Q4 : Quelques-uns des défis éthiques auxquels nous sommes confrontés transcendent de loin les vieux clivages politiques. Par exemple la légalisation de l’euthanasie, la PMA pour toutes ou la GPA. On apprend qu’on est parvenu à « fabriquer » un embryon humain sans avoir recours à des gamètes. Que vous inspirent ces sujets ?
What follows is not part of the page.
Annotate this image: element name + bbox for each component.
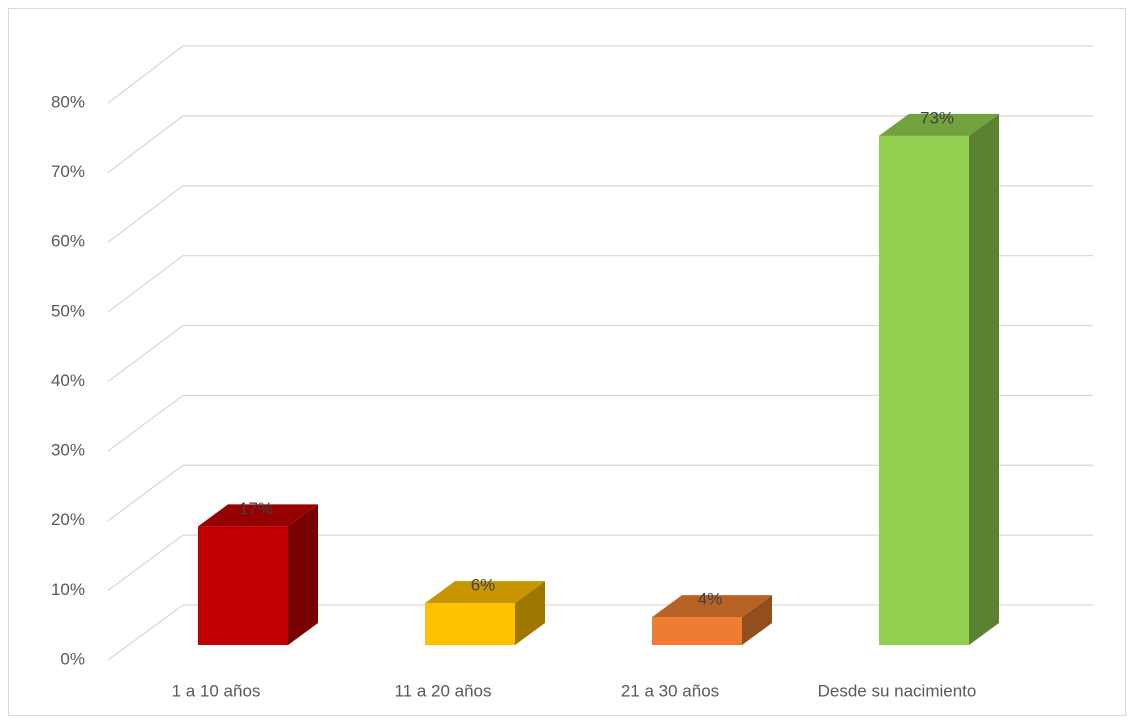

Ces sujets heurtent la sensibilité chrétienne puisqu’ils s’emparent, s’approprient le dominium de Dieu, son domaine de maitrise : à lui revient la mort, la vie, et la sacralité des deux. Nous blasphémons en ce sens par hubris, et ce n’est pas nouveau : les grecs avaient bien identifié qu’outrepasser sa condition d’homme, et rivaliser avec les dieux, était une injure sévèrement punie… Mais l’approche spirituelle ne suffit pas. On ne peut comprendre les logiques profondes qui nous ont conduit à pareils « innovations » (qui se présentent toujours sous le masque du progrès) sans l’outillage marxien qui avait bien cerné que toute valeur finirait travestie en valeur d’échange. Avec le développement du capitalisme, l’argent, la marchandisation, se sont emparés de tous les aspects de la vie : toutes les sphères qui auraient dues être préservées des lois du marchés (la procréation, la famille, l’amour…) ont finalement cédé sous leur expansion en supprimant les digues qui les retenaient : les valeurs morales. On ne peut donc dénoncer la mise à mort des individus les plus fragiles, ou la GPA, soit la location d’utérus par l’exploitation de la misère et du corps de la femme réifié, sans dénoncer ce qui gouverne en profondeur : la pulsion de mort du capitalisme, qui conduit tout à la chosification en passant par l’axiologiquement neutre, c’est-à-dire la suppression des normes de bien et mal. C’est ce que soutenait par ailleurs Michéa : l’avancée du capitalisme, l’extension du libéralisme économique, ne peut se faire qu’avec son pendant, le libéralisme culturel, dictature du relativisme moral où « tout se vaut », et où ne tient plus aucun cadre éthique. La liberté individuelle est alors reine et sans limite : je peux vendre mon corps, en conduire d’autres à la mort, fabriquer artificiellement des êtres humains… Autant de part de marché gagnées par le capital. S’indigner donc de ces sujets séparément, dénoncer par exemple la GPA sans dénoncer le capitalisme, c’est rester en surface des choses. Une impasse.

Q5 : Et Simone Weil ? 

Je ne crois pas être parfaitement objective en parlant de Simone Weil, parce que sa lecture est l’une des dernières à m’avoir profondément touchée. Elle était indéniablement un esprit remarquablement lumineux et profondément intelligent, mais surtout, elle brûlait d’un feu intérieur qui, bien qu’il finît par la consumer, la propulsa dans une vie intense et courte : elle quitta sa carrière de professeur de philosophie pour endurer la condition ouvrière à l’usine, pour prendre part à la guerre d’Espagne, pour s’enrôler dans la résistance… Une femme d’action qui a toujours refusé d’adopter la posture confortable de l’intellectuel, portée par son amour de la vérité et des démunis, elle qui se disait très affectée par la souffrance d’autrui. Son cheminement dans la foi n’en est pas moins touchant : elle rencontra le Christ suite à plusieurs expériences mystiques (relatées dans Attente de Dieu), et tout se tenant à l’écart du baptême donné par une Eglise dont le dogmatisme l’irritait, elle s’en sentit infiniment proche par l’amour, et ce depuis toujours, alors même qu’elle disait l’ignorer (étant issue d’une famille juive non pratique). Elle reconnut dans le christianisme ce qu’elle cherchait : la religion des petits, des esclaves, avec en prime l’influence d’une sagesse grecque qu’elle connaissait bien, au travers de la philosophie de Platon, ou de la figure de Prométhée (qu’elle conçoit comme une préfiguration du Christ, dans Intuitions pré-chrétiennes). Ainsi donc son œuvre, sa vie, son engagement dans une abnégation de soi, et sa liberté d’esprit entière qui a refusé tout carcan mental, sont très inspirants.